Denmark must have 21 new health clusters that will be located around the country’s emergency hospitals.
The government, Danish Regions and the National Association of Local Authorities have agreed on this, the Ministry of Health writes in a press release
– Too many patients feel homeless in the system between the hospital, the municipality and the general practitioner.
– The idea is that you as a patient should not relate to who is responsible for the treatment. Citizens must be at the center.
– The collaboration must be far, far better than today, says Minister of Health Magnus Heunicke (S) about the problem that the clusters must solve.
The new clusters are part of a new structure for the health service, which must provide more coherence in the treatment, not least outside the big cities. At the same time, it must ensure that patients do not fall down between two chairs.
Cluster is a term that is used to gather activities within the same area to reap the benefits it can provide.
– With today’s agreement, we take a big and important step towards ensuring that the many patients we share across hospitals, municipalities and general practice will in future receive a treatment that is better connected, writes chairman of the Danish Regions Stephanie Lose (V), in the message.

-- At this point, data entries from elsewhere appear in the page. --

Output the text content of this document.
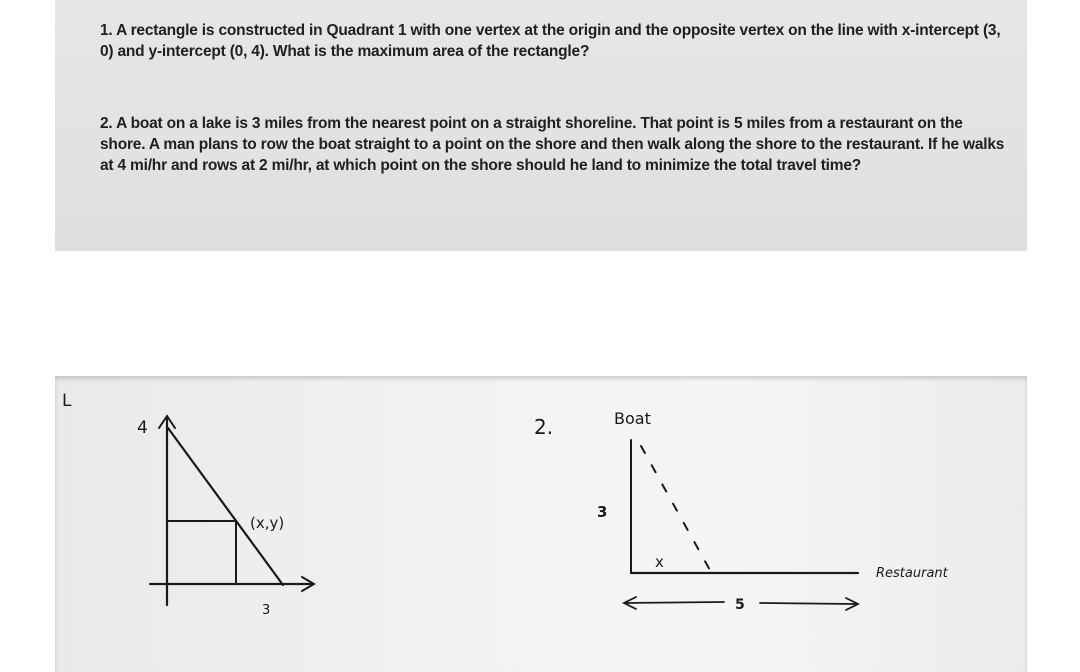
1. A rectangle is constructed in Quadrant 1 with one vertex at the origin and the opposite vertex on the line with x-intercept (3, 0) and y-intercept (0, 4). What is the maximum area of the rectangle?
2. A boat on a lake is 3 miles from the nearest point on a straight shoreline. That point is 5 miles from a restaurant on the shore. A man plans to row the boat straight to a point on the shore and then walk along the shore to the restaurant. If he walks at 4 mi/hr and rows at 2 mi/hr, at which point on the shore should he land to minimize the total travel time?
L
4
3
(x,y)
2.	Boat
3
x
Restaurant
5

The idea of making health clusters, which should be a new framework for the health service, was presented by the previous government under Lars Løkke Rasmussen. However, this meant that the regions were closed down. That is not the case in this agreement.

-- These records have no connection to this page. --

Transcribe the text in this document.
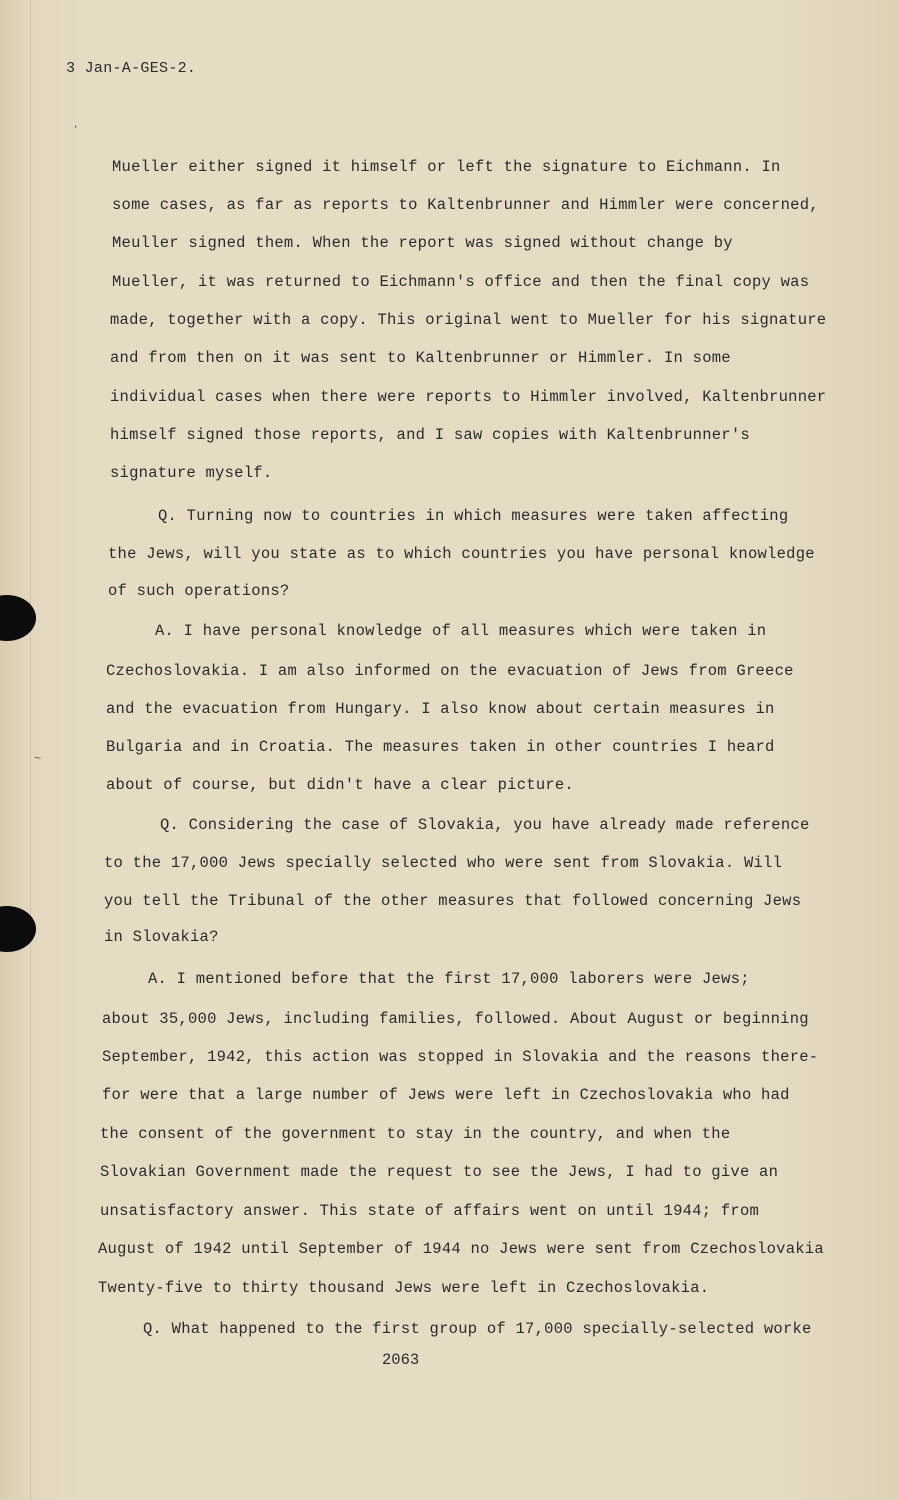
·
~
3 Jan-A-GES-2.
Mueller either signed it himself or left the signature to Eichmann. In
some cases, as far as reports to Kaltenbrunner and Himmler were concerned,
Meuller signed them. When the report was signed without change by
Mueller, it was returned to Eichmann's office and then the final copy was
made, together with a copy. This original went to Mueller for his signature
and from then on it was sent to Kaltenbrunner or Himmler. In some
individual cases when there were reports to Himmler involved, Kaltenbrunner
himself signed those reports, and I saw copies with Kaltenbrunner's
signature myself.
Q. Turning now to countries in which measures were taken affecting
the Jews, will you state as to which countries you have personal knowledge
of such operations?
A. I have personal knowledge of all measures which were taken in
Czechoslovakia. I am also informed on the evacuation of Jews from Greece
and the evacuation from Hungary. I also know about certain measures in
Bulgaria and in Croatia. The measures taken in other countries I heard
about of course, but didn't have a clear picture.
Q. Considering the case of Slovakia, you have already made reference
to the 17,000 Jews specially selected who were sent from Slovakia. Will
you tell the Tribunal of the other measures that followed concerning Jews
in Slovakia?
A. I mentioned before that the first 17,000 laborers were Jews;
about 35,000 Jews, including families, followed. About August or beginning
September, 1942, this action was stopped in Slovakia and the reasons there-
for were that a large number of Jews were left in Czechoslovakia who had
the consent of the government to stay in the country, and when the
Slovakian Government made the request to see the Jews, I had to give an
unsatisfactory answer. This state of affairs went on until 1944; from
August of 1942 until September of 1944 no Jews were sent from Czechoslovakia
Twenty-five to thirty thousand Jews were left in Czechoslovakia.
Q. What happened to the first group of 17,000 specially-selected worke
2063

According to the press release, the new clusters will have a professional and a political part, where both regions, municipalities and general practice must be involved.
The new clusters will be responsible for the population in their area and ensure that treatment courses that can involve both hospitals, municipalities and regions. They must also be responsible for psychiatry.
– Now we take seriously the challenge of lack of coherence. It has been the Achilles heel of health care for far too many years.
– To that extent, we need to think about the efforts for the elderly and people with, among other things, chronic diseases and mental disorders better together across hospitals and municipalities and strengthen the quality of the local health service, writes Minister of Health Magnus Heunicke (S) about the agreement.
The agreement to make health clusters is part of the forthcoming major negotiations on a new health agreement in the Folketing, which is scheduled to start in the autumn.
In addition, the health clusters must fertilize the ground for the future, where significantly more elderly people are expected to arrive. It will place new demands on prevention and treatment outside hospitals.